The main difference between broth and stock is that broth is usually just meat simmered with water and vegetables, while stock is made by browning meaty bones and then simmering them. This produces a richer, more flavorful broth. This recipe produces stock that can be diluted before using. It cooks easily in the slow cooker and gives you a good quantity of stock. You can use any chicken bones that have most of the meat removed. I often buy chicken breasts, remove most of the meat to make a much cheaper boneless, skinless breast piece, and then use the ribs and backs to make stock.
INGREDIENTS:
- 1½ pounds (680 g) meaty chicken bones
- 1 cup (160 g) sliced onion
- 1 cup (130 g) sliced carrot
- 1 cup (100 g) sliced celery
- 1½ cups (355 ml) water
- ½ teaspoon black pepper
- 1 teaspoon thyme
PREPARATIONS:
- Place bones and vegetables in a single layer in a roasting pan and roast at 350°F (180°C, or gas mark 4) until browned, about an hour.
- Transfer the browned bones and vegetables to a slow cooker.
- Pour water over the bones and vegetables in the slow cooker.
- Add black pepper and thyme to the slow cooker.
- Cook on low for 8 to 9 hours.
- Remove the meat from the pot and let it cool until easy to handle.
- Remove the meat from the bones and save it for another use.
- Strain the vegetables from the stock and discard them.
- Cool the stock in the refrigerator and remove the fat from the top.
- The stock can be mixed with an equal amount of water and used in any recipe calling for chicken broth.
- Both the chicken and the stock can be frozen until needed.
SPECIAL INSTRUCTIONS:
- Dilute the stock with an equal amount of water before using in recipes.
- Freezing the stock in smaller portions can make it easier to use as needed.
NUTRITIONAL INFORMATION PER SERVING:
- 123 g water
- 134 calories (35% from fat, 53% from protein, 12% from carbs)
- 17 g protein
- 5 g total fat
- 1 g saturated fat
- 2 g monounsaturated fat
- 1 g polyunsaturated fat
- 4 g carbs
- 1 g fiber
- 2 g sugar
- 143 mg phosphorus
- 33 mg calcium
- 1 mg iron
- 92 mg sodium
- 290 mg potassium
- 2836 IU vitamin A
- 26 mg ATE vitamin E
- 3 mg vitamin C
- 69 mg cholesterol
Yield: 8 servings
To make chicken stock, a combination of chicken bones, such as carcasses or leftover bones from cooked chicken, is simmered with water and aromatic ingredients. The aromatic vegetables commonly used include onions, carrots, celery, and garlic. Herbs like parsley, thyme, and bay leaves are often added to enhance the flavor profile.
The bones and vegetables are slowly simmered for several hours, allowing the flavors to infuse into the liquid. This process extracts the essence and natural gelatin from the bones, resulting in a flavorful and slightly thickened stock. Skimming off any impurities that rise to the surface helps to maintain a clear and clean stock.
Chicken stock serves as a fundamental ingredient in many recipes, particularly soups, stews, and sauces. Its savory taste and aroma add depth and richness to dishes such as chicken noodle soup, creamy chicken and vegetable soup, or velvety sauces for poultry or pasta. It can also be used to cook grains like rice or quinoa, infusing them with a delightful chicken flavor.
In addition to its use as a cooking ingredient, chicken stock can be enjoyed on its own as a comforting and nourishing beverage. Sipping a warm cup of chicken stock can be soothing and satisfying, especially during cold weather or when seeking a light and flavorful drink.
When selecting or making chicken stock, it’s essential to consider the sodium content.
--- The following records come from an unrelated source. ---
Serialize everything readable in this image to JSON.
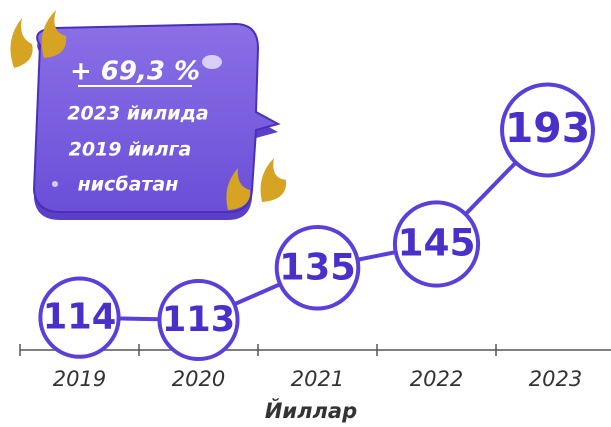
{
  "chart_data": {
    "type": "line",
    "x_label": "Йиллар",
    "categories": [
      "2019",
      "2020",
      "2021",
      "2022",
      "2023"
    ],
    "values": [
      114,
      113,
      135,
      145,
      193
    ],
    "color": "#5a3fd8",
    "annotation": {
      "change": "+ 69,3 %",
      "lines": [
        "2023 йилида",
        "2019 йилга",
        "нисбатан"
      ]
    }
  }
}
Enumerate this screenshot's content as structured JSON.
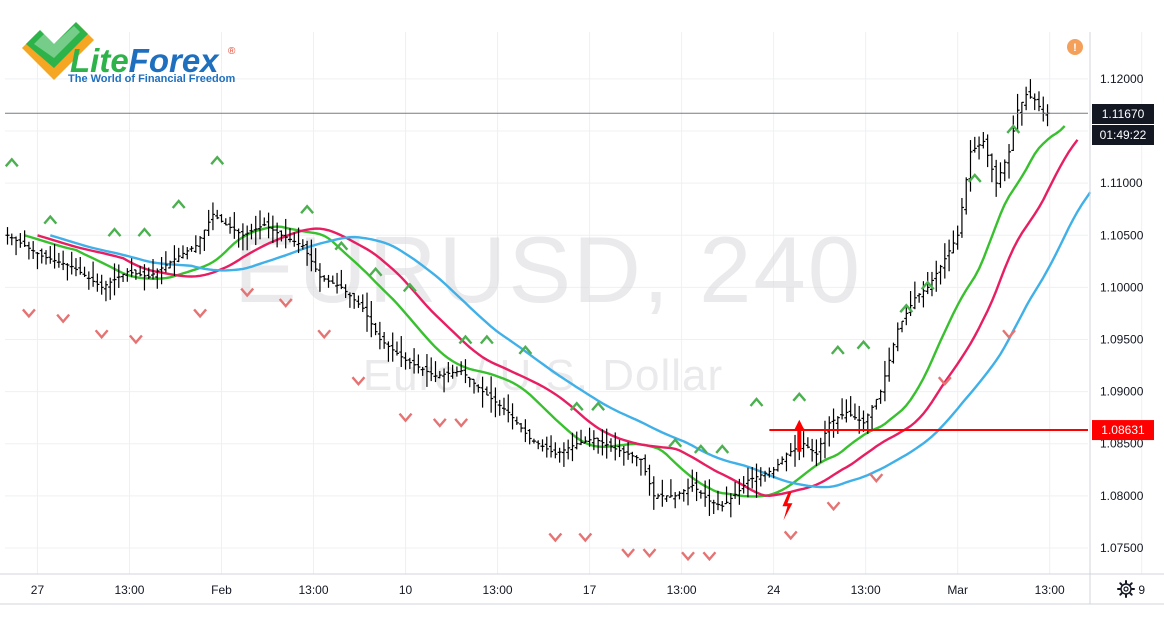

Some store-bought varieties may contain added salt, so choosing low-sodium options or making homemade stock allows for better control over the amount of salt used.
Chicken stock is a versatile and essential ingredient in the kitchen. Its ability to enhance flavors and provide a robust foundation makes it a staple in numerous recipes. Whether used as a base for soups, sauces, or enjoyed on its own, chicken stock adds a delicious and comforting element to a wide range of culinary creations.